Past mining activities in northern Mexico left a legacy of delerict landscapes devoid of vegetation and seasonal formation of salt efflorescence. Metal content was measured in mine tailings, efflorescent salts, soils, road dust, and residential soils to investigate contamination. Climatic effects such as heavy wind and rainfall events can have great impact on the dispersion of metals in semi-arid areas, since soils are typically sparsely vegetated. Geochemical analysis of this site revealed that even though total metal content in mine tailings was relatively low (e.g. Cu= 1000 mg kg(-1)), metals including Mn, Ba, Zn, and Cu were all found at significantly higher levels in efflorescence salts formed by evaporation on the tailings impoundment surface following the rainy season (e.g. Cu= 68,000 mg kg(-1)). Such efflorescent fine-grained salts are susceptible to wind erosion resulting in increased metal spread to nearby residential soils.
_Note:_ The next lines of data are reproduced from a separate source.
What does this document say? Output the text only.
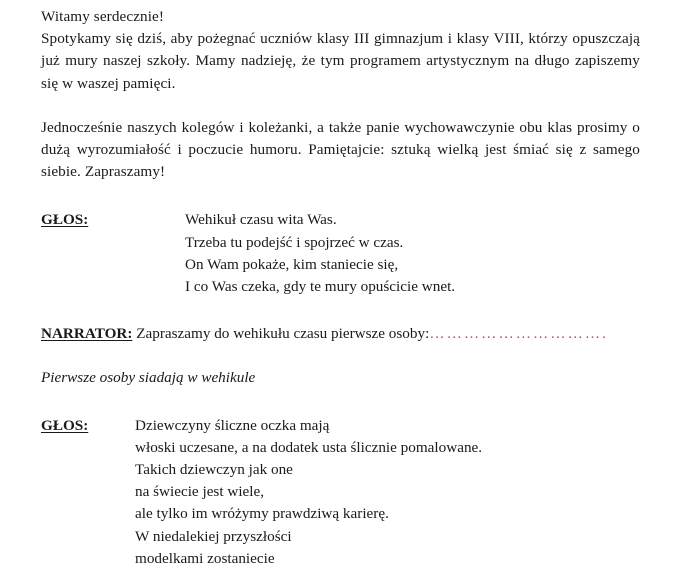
Witamy serdecznie!

Spotykamy się dziś, aby pożegnać uczniów klasy III gimnazjum i klasy VIII, którzy opuszczają już mury naszej szkoły. Mamy nadzieję, że tym programem artystycznym na długo zapiszemy się w waszej pamięci.

Jednocześnie naszych kolegów i koleżanki, a także panie wychowawczynie obu klas prosimy o dużą wyrozumiałość i poczucie humoru. Pamiętajcie: sztuką wielką jest śmiać się z samego siebie. Zapraszamy!

GŁOS:	Wehikuł czasu wita Was.
Trzeba tu podejść i spojrzeć w czas.
On Wam pokaże, kim staniecie się,
I co Was czeka, gdy te mury opuścicie wnet.
NARRATOR: Zapraszamy do wehikułu czasu pierwsze osoby:………………………….

Pierwsze osoby siadają w wehikule

GŁOS:	Dziewczyny śliczne oczka mają
włoski uczesane, a na dodatek usta ślicznie pomalowane.
Takich dziewczyn jak one
na świecie jest wiele,
ale tylko im wróżymy prawdziwą karierę.
W niedalekiej przyszłości
modelkami zostaniecie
Our results highlight the importance of seasonally dependent salt-formation and wind erosion in determining risk levels associated with potential inhalation or ingestion of airborne particulates originating from contaminated sites such as tailings impoundments. In low metal-content mine tailings located in arid and semi-arid environments, efflorescence salts could represent a human health risk and a challenge for plant establishment in mine tailings.